Afin de se conformer à ces arrêts, la Commission a, en décembre 1999, présenté au comité permanent du médicament vétérinaire une proposition visant à inscrire la BST en annexe II du règlement 2377/90. Le 4 février dernier, le comité permanent n'a pas émis un avis conforme sur cette proposition, seuls quatre Etats membres ayant voté pour, un Etat s'étant abstenu, les dix autres Etats membres (dont la France) s'y étant opposés, estimant que l'arrêt du Tribunal de première instance portait sur un défaut de procédure et ne préjugeait pas de la réponse au fond à apporter aux demandes des laboratoires. Ces dix délégations ont également rappelé que la Commission avait, à l'occasion de l'adoption de la décision d'interdiction de la mise sur le marché de la BST, fait une déclaration confirmant, d'une part, l'insuffisance de données sur l'impact de l'utilisation de la BST sur la santé du consommateur, et, d'autre part, le maintien d'une opposition de l'Union européenne à l'adoption d'une LMR pour la BST au niveau du Codex alimentarius. Pour ces délégations, un classement de la BST en annexe II du règlement 2377/90 constituerait donc une décision prématurée et incohérente avec la position communautaire au Codex alimentarius.

En vertu du règlement 2377/90, dès lors que le comité de réglementation n'a pas rendu un avis conforme à sa proposition, la Commission doit soumettre celle-ci au Conseil qui statue à la majorité qualifiée.

La proposition de la Commission a ainsi été transmise au Conseil, le 12 juillet 2000, qui doit se prononcer dans les trois mois suivant sa saisine, soit avant le 12 octobre prochain. Ce dossier devra donc être inscrit à l'ordre du jour du Conseil agriculture, lors de sa session des 25 et 26 septembre prochains, ou, si ce dernier devait finalement être annulé, à l'ordre du jour du Conseil marché intérieur du 28 septembre.

La position du gouvernement français reste hostile à l'inscription de la BST à l'annexe II du règlement 2377/90, ce qu'on ne peut qu'approuver.

En effet, dans le contexte particulièrement sensible des questions de sécurité sanitaire des aliments, il convient d'avoir une approche cohérente sur un tel dossier. Or, dès lors qu'on estime qu'une substance présente des risques avérés pour la santé et le bien être des animaux et des risques potentiels pour la santé humaine, la notion de limite de résidus dans les denrées issues d'animaux traités n'a pas de sens.
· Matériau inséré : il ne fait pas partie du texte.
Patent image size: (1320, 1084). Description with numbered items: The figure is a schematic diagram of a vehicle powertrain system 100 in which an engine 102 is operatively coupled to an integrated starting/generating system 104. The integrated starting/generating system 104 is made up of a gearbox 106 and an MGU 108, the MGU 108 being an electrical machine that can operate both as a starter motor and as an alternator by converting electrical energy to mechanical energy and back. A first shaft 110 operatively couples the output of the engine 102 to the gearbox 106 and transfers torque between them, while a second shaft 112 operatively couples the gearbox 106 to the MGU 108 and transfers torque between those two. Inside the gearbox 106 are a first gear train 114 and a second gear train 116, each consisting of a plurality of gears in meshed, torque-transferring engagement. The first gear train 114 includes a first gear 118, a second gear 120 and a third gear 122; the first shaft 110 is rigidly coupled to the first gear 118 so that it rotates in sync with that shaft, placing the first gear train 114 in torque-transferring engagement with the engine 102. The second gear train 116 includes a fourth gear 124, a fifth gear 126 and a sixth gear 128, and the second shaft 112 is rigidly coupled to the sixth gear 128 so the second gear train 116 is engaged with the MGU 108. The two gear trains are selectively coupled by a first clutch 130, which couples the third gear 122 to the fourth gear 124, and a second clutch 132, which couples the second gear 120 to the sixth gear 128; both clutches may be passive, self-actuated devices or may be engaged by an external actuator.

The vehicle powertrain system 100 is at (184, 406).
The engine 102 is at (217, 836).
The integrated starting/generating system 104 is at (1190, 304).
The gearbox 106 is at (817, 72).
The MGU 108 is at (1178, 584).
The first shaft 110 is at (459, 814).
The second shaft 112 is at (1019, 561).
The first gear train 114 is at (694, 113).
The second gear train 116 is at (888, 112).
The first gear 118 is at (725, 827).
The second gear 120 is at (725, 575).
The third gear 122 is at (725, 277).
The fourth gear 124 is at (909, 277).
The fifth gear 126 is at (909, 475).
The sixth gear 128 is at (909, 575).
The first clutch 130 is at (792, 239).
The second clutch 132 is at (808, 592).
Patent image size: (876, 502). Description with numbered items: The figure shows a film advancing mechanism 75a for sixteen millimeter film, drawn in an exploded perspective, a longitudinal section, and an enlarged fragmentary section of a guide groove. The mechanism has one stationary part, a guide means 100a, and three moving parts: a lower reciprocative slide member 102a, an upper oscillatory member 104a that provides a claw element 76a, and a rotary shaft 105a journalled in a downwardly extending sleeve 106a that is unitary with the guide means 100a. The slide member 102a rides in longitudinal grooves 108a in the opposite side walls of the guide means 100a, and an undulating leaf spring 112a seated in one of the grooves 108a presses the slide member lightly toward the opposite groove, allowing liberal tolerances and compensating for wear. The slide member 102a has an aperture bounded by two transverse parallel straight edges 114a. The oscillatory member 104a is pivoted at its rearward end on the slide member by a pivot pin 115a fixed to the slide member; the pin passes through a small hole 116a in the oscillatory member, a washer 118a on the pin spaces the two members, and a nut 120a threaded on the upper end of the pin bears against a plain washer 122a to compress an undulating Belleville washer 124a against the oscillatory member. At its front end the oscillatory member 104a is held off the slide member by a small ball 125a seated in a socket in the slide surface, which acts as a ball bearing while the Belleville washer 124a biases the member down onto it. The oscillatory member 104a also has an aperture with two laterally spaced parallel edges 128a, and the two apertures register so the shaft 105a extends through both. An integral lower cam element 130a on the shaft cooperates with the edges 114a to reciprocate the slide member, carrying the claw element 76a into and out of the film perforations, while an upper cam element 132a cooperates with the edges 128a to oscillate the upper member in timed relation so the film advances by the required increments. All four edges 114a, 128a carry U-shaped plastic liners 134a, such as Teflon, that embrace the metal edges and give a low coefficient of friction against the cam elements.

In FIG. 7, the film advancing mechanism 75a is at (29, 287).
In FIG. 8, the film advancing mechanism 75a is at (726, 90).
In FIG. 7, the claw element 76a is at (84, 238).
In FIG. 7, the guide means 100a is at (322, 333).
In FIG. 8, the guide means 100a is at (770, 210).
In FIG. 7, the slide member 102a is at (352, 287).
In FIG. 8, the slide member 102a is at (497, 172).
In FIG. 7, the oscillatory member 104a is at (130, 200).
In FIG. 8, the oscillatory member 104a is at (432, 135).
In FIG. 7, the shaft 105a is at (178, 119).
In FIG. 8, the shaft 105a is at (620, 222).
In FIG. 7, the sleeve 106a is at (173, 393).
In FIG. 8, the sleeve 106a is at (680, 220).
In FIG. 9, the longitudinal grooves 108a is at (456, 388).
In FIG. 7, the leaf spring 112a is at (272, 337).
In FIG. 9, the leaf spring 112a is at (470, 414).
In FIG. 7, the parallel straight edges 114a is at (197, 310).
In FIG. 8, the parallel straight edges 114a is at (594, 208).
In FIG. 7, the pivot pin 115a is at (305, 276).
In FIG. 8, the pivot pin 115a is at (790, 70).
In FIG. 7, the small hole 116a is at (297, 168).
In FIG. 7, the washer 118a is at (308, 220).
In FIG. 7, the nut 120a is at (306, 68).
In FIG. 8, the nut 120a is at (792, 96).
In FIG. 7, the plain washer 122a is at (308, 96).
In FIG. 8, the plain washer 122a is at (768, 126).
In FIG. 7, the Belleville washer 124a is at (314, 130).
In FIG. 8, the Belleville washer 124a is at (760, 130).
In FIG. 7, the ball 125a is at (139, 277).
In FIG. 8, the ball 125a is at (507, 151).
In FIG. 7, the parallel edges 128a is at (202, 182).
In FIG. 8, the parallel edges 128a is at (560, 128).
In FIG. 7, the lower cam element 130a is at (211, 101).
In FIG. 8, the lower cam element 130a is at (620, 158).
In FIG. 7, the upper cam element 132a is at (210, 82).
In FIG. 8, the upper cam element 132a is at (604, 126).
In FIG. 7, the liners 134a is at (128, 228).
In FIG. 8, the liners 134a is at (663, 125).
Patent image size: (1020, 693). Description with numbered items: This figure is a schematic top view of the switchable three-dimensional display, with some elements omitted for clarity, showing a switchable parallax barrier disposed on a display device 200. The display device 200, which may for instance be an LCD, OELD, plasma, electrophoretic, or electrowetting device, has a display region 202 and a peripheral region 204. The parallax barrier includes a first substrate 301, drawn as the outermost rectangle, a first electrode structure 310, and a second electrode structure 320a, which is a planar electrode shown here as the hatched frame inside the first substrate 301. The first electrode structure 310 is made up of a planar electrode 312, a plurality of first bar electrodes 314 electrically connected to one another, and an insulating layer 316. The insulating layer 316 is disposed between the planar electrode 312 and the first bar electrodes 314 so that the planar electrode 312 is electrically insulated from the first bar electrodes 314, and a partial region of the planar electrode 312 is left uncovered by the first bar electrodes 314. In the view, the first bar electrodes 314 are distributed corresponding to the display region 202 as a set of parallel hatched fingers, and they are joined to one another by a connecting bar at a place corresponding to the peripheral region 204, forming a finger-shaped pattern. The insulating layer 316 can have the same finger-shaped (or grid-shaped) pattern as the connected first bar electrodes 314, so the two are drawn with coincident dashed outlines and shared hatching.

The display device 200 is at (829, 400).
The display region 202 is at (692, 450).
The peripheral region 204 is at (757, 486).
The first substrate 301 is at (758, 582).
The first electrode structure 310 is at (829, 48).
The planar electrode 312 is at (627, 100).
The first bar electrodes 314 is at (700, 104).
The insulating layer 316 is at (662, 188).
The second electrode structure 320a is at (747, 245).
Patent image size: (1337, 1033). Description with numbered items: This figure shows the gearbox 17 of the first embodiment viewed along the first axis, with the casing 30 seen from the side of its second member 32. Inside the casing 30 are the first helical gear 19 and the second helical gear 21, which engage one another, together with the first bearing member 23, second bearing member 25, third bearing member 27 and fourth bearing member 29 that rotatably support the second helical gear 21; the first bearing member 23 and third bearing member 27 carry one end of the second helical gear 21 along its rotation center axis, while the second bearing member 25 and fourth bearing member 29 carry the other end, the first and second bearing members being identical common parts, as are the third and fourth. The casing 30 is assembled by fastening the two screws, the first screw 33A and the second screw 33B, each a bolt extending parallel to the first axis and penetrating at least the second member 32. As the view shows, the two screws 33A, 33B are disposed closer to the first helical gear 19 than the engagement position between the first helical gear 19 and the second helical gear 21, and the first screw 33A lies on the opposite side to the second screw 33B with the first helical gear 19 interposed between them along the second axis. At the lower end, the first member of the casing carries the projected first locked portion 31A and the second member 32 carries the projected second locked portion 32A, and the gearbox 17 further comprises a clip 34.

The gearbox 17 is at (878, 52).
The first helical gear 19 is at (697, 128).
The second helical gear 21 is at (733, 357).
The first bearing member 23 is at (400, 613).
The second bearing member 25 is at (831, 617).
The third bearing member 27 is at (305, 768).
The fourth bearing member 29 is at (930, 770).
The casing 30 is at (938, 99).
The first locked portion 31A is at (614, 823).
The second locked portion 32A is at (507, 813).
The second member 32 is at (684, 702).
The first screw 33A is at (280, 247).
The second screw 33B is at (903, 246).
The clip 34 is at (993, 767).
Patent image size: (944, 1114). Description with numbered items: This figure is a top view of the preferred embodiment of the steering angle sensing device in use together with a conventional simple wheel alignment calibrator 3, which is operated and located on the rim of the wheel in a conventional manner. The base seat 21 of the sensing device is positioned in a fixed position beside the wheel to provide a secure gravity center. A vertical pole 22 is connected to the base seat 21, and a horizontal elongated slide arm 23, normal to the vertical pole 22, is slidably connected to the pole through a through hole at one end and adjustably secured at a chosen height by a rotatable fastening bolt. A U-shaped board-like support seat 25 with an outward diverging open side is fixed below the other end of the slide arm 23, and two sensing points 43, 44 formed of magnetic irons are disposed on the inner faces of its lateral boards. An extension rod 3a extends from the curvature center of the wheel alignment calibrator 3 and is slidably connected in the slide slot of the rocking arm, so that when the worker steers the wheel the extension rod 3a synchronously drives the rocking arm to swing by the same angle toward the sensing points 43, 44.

Le consommateur français ne comprendrait pas que la France n'ait pas une attitude cohérente avec sa position clairement affichée en faveur de l'interdiction de cette substance, ceci, d'autant plus qu'elle se bat, depuis de nombreuses années, pour que l'ensemble des facteurs autres que scientifiques soient pris en compte dans le cadre de l'évaluation de cette substance au niveau du Codex alimentarius.

*

En réponse à une demande de précisions de M. Marcel Deneux, le ministère de l'Agriculture a fait savoir que la BST n'avait jamais été utilisée en France. Quelques essais ont été autorisés en 1987, puis interrompus lorsque le moratoire a été décidé.

La délégation souhaite que le Gouvernement maintienne son opposition à l'adoption de ce texte.